11 S.E.2d 62 | Ga. Ct. App. | 1940
1. Upon assignment of error on an improper communication to a jury, or any member thereof, by the bailiff or any other person supplying information as to the conviction and punishment of a codefendant, the finding of the court upon the issue of such misconduct or communication will not be disturbed where it appears from the showing made by the defendant and the counter-showing by the State that the evidence was in conflict on the issue. Furthermore, such assignment is fatally defective where the defendant or his counsel fail to show by affidavits, made a part of the record, that both defendant and counsel were without knowledge or notice of such communication or misconduct previously to the rendition of the verdict.
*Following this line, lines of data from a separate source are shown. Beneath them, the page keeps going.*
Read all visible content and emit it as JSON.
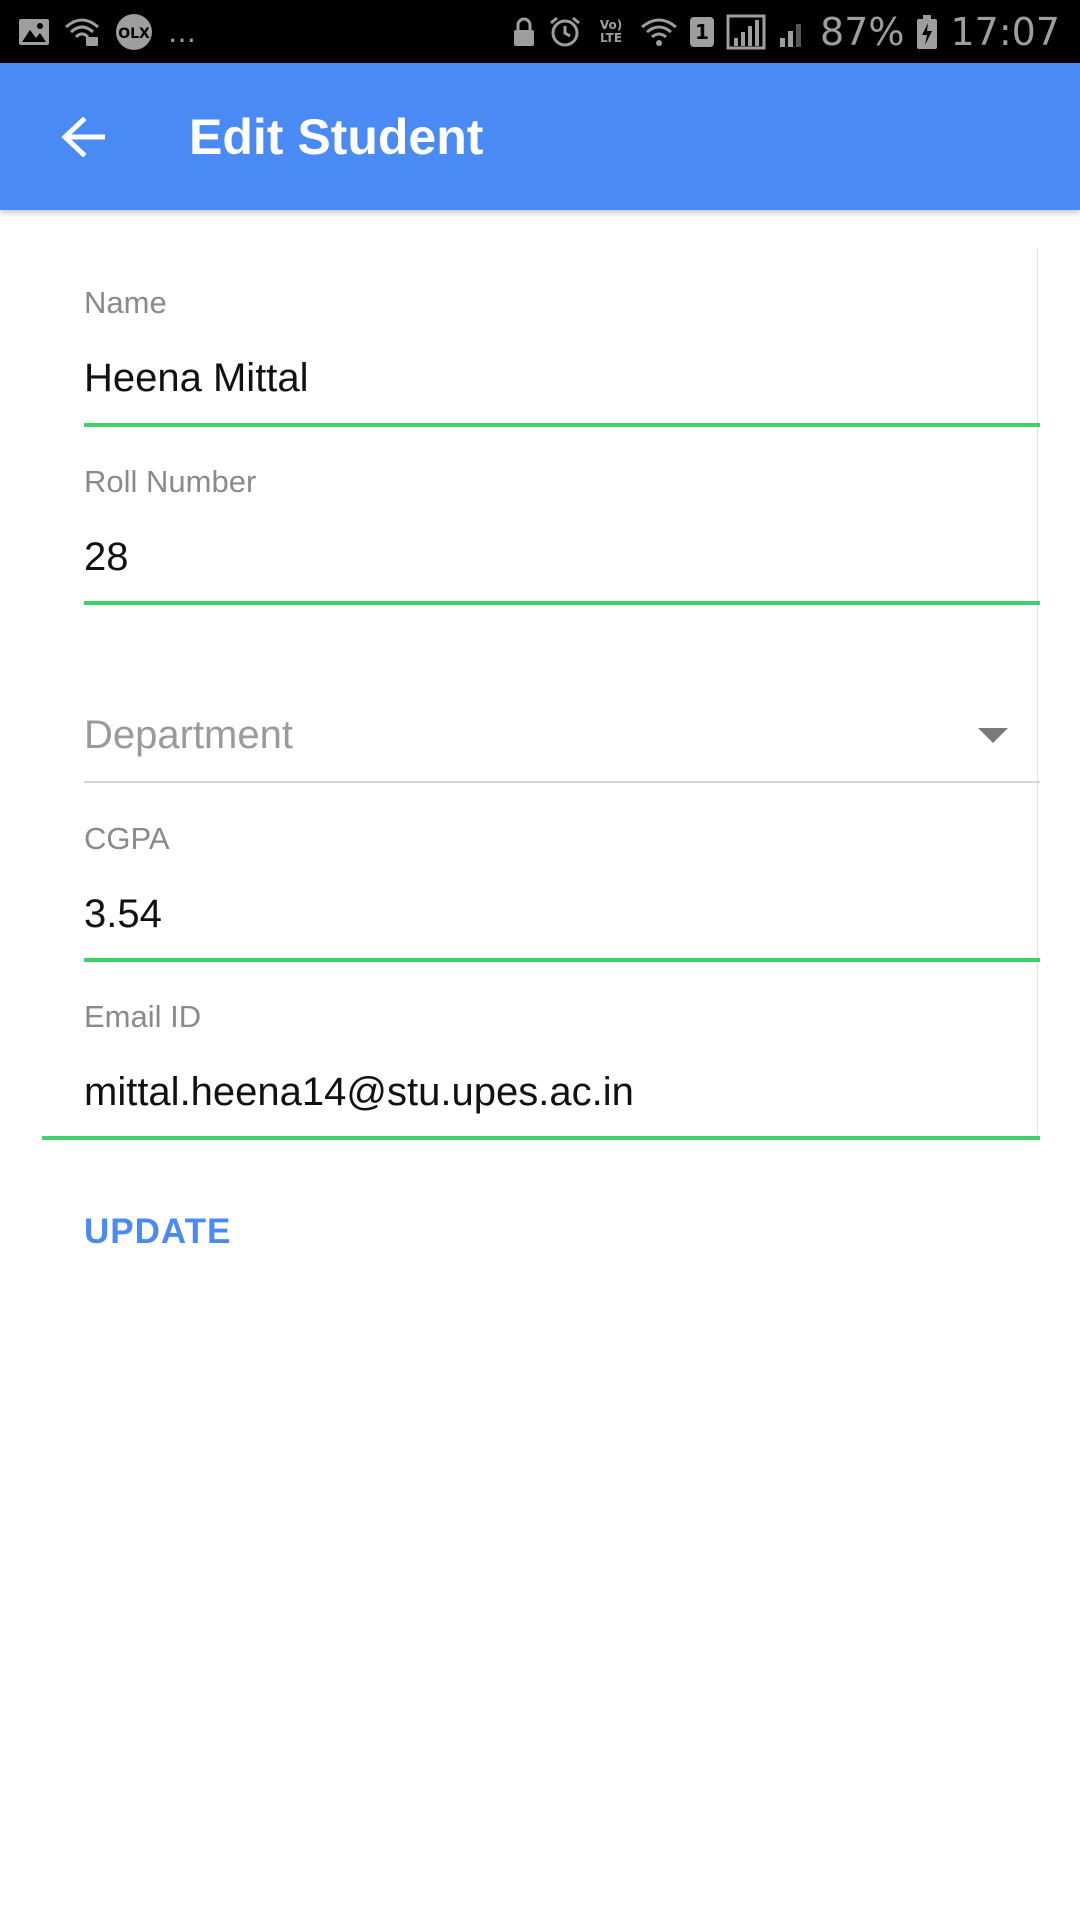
{
  "status_bar": {
    "more_indicator": "…",
    "network_label": "Vo) LTE",
    "sim_slot": "1",
    "battery_percent": "87%",
    "time": "17:07",
    "icons": [
      "gallery-icon",
      "wifi-lock-icon",
      "olx-icon",
      "lock-icon",
      "alarm-icon",
      "volte-icon",
      "wifi-icon",
      "sim-icon",
      "signal-icon",
      "signal-weak-icon",
      "battery-charging-icon"
    ]
  },
  "app_bar": {
    "title": "Edit Student",
    "back_icon": "arrow-left-icon",
    "color": "#4a8af4"
  },
  "form": {
    "name": {
      "label": "Name",
      "value": "Heena Mittal"
    },
    "roll_number": {
      "label": "Roll Number",
      "value": "28"
    },
    "department": {
      "placeholder": "Department",
      "icon": "dropdown-arrow-icon"
    },
    "cgpa": {
      "label": "CGPA",
      "value": "3.54"
    },
    "email": {
      "label": "Email ID",
      "value": "mittal.heena14@stu.upes.ac.in"
    },
    "active_underline_color": "#3fd16a"
  },
  "actions": {
    "update_label": "UPDATE"
  }
}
The unreasonableness, at the time, of such notice or knowledge in the defendant or his counsel does not alter or suspend the rule.
2. The second special assignment of error is without merit. The evidence supported the verdict, and the court did not err in overruling the motion for a new trial.
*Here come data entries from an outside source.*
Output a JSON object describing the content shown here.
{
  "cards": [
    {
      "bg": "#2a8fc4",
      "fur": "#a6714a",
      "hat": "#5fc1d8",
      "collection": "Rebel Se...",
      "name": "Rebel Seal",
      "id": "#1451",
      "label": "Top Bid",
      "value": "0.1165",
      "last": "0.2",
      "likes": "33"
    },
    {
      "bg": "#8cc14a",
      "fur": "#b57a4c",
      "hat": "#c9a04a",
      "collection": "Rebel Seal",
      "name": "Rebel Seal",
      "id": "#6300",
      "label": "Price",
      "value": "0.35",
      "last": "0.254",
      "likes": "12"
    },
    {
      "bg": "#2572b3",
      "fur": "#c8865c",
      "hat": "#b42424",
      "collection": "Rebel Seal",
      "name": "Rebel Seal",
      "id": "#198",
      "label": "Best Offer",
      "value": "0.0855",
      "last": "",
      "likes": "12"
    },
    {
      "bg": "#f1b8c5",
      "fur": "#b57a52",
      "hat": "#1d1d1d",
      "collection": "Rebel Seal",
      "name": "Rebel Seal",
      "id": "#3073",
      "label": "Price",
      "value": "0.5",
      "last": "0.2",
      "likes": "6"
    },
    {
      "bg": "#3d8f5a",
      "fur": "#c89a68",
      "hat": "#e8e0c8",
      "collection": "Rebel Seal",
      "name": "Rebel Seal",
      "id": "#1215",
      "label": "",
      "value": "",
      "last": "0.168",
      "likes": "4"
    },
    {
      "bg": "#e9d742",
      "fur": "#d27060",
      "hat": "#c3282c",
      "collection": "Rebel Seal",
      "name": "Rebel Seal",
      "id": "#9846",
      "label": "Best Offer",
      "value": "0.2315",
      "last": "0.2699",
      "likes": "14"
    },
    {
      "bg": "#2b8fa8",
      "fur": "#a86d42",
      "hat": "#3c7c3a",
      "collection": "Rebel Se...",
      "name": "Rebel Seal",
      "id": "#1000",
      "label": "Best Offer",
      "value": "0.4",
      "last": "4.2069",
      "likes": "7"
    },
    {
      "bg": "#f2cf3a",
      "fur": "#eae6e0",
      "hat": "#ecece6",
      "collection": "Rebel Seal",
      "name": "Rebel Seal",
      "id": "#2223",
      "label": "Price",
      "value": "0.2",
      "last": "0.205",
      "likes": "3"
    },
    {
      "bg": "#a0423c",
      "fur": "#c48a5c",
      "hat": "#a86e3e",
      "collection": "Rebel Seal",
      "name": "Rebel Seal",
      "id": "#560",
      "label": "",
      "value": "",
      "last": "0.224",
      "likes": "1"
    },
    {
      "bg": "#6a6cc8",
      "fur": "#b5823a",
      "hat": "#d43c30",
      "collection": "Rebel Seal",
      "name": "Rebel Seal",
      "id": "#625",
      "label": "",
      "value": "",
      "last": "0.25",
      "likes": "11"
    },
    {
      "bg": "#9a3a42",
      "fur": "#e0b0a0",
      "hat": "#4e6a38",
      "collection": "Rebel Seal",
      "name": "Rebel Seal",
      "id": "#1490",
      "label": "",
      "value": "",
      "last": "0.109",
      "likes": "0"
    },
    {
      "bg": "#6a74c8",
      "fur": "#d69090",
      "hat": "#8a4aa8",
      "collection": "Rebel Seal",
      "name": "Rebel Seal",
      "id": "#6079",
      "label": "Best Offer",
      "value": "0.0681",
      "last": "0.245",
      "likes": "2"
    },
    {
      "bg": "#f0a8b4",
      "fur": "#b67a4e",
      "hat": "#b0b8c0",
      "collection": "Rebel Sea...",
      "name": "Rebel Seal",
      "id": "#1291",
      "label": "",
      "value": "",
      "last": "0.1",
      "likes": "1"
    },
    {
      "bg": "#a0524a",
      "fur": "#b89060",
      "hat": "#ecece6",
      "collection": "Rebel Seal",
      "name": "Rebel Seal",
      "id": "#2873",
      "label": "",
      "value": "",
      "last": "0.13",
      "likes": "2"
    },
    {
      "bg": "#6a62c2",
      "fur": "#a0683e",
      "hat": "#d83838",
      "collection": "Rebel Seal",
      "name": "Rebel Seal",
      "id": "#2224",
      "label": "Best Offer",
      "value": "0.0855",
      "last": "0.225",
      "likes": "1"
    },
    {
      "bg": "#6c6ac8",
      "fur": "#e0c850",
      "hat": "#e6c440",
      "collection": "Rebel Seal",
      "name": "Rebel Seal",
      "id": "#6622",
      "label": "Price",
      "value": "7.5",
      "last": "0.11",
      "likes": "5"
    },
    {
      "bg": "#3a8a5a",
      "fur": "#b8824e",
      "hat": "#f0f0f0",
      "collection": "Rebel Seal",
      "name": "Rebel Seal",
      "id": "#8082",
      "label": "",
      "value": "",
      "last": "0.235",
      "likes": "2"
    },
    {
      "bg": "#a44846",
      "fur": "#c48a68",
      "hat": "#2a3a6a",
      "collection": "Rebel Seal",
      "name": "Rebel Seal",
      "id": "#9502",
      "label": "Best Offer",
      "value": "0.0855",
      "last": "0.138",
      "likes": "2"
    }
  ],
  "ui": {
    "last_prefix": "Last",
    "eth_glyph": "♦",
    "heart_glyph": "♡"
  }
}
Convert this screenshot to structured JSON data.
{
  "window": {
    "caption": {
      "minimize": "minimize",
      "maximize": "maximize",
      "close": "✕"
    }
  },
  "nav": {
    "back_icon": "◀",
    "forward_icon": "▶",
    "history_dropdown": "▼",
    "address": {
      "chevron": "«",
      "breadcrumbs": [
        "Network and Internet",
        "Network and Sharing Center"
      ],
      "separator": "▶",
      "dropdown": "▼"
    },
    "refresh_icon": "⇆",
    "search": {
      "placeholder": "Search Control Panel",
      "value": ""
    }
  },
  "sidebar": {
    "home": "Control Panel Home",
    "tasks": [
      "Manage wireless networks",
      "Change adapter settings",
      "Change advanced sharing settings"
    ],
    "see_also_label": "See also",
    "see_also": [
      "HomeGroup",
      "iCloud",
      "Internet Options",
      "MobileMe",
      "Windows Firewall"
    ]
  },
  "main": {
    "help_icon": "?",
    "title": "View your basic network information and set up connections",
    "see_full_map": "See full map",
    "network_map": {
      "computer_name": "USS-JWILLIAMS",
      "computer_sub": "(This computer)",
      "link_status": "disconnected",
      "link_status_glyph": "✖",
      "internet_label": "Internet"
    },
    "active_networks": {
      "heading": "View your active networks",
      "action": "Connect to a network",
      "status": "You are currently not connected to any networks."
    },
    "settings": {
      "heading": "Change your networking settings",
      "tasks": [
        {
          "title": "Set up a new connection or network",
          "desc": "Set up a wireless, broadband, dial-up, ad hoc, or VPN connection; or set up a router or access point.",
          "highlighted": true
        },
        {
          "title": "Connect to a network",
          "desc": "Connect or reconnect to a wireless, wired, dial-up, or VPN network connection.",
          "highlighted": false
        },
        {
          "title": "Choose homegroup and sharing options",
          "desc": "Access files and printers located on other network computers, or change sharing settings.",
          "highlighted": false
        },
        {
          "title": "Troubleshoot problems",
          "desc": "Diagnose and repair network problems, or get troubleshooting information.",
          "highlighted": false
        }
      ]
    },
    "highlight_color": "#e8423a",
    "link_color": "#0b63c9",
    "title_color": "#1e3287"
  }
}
1. We think that with reference to the assignment of error based on the first special ground it is unnecessary to pass on the question whether harm or injury was in fact, or presumed to have been, done to the defendant, as under our view of the assignment these questions are precluded by two other rules of law which are controlling. It appears from the record, in the court's judgment overruling the motion for new trial, that as to this ground the court in effect held that no misconduct had occurred with the jury, or any member of the jury, as to improper information concerning the conviction and punishment of the codefendant, it having been alleged that such misconduct "took place . . after
the conclusion of the trial and the jury had retired to consider their verdict, and before the rendition of the verdict in the within case." The only affidavits before the court, appearing of record, both on the showing by the defendant and the countershowing by the State, are in conflict as to the fact of the misconduct alleged. (Any oral evidence heard by the trial court is not properly before this court for consideration.) In such instances of conflict the ruling will not be disturbed by this court. Desverges v. Goette,
We are not unmindful of the earnest insistence by counsel that it is unreasonable to charge them, under the conditions as they existed, with knowledge of the facts before verdict, or that counsel had legitimate means to obtain such information, or that they were so situated as to have such facts brought to their attention. The law requires that this showing must be by affidavits. In the Sharpe case, supra, the court further observed: "In Cogswell v. State, *285
2. The assignment of error in the second special ground is without merit. The court used the words, "which was by the laying on of hands of the defendant upon her," in charging the jury as follows: "If you find that at the time the assault was made, if you believe an assault was made upon Miss Canady, which was by the laying on of hands of the defendant upon her in violence or against her will, unlawfully, and that it was not the purpose of the defendant to force said Miss Canady to have sexual intercourse with him, but it was his purpose to persuade her to yield to his lecherous and lustful embraces and induce her to have sexual intercourse with him, then you would not be authorized to find the defendant guilty of the offense of assault with intent to rape, but you would be authorized to find the defendant guilty of assault and battery." The assignment complains that the use of the words in the foregoing excerpt as indicated was a "clear intimation of an opinion to the jury by the court that the movant laid his hands upon the female alleged to have been raped." Deleted and set apart, the words "which was by the laying on of hands of the defendant upon her," might be subject to the criticism; but taken in their true relation to the excerpt quoted, there was no intimation or expression of opinion by the court. The excerpt opens with the premise that they must first find that an assault was in fact made, before they should apply the remainder of the excerpt inclusive of the words criticised. The court charged, "if you find . . if you believe an assault was made upon Miss Canady, which was by the laying on of hands of the defendant upon her in violence or against her will . ." Clearly the finding they should make included the *286 manner of the assault as well as the fact of the assault, and thus accordingly restricted the application of the entire excerpt.
Judgment affirmed. Broyles, C. J., and MacIntyre, J.,concur.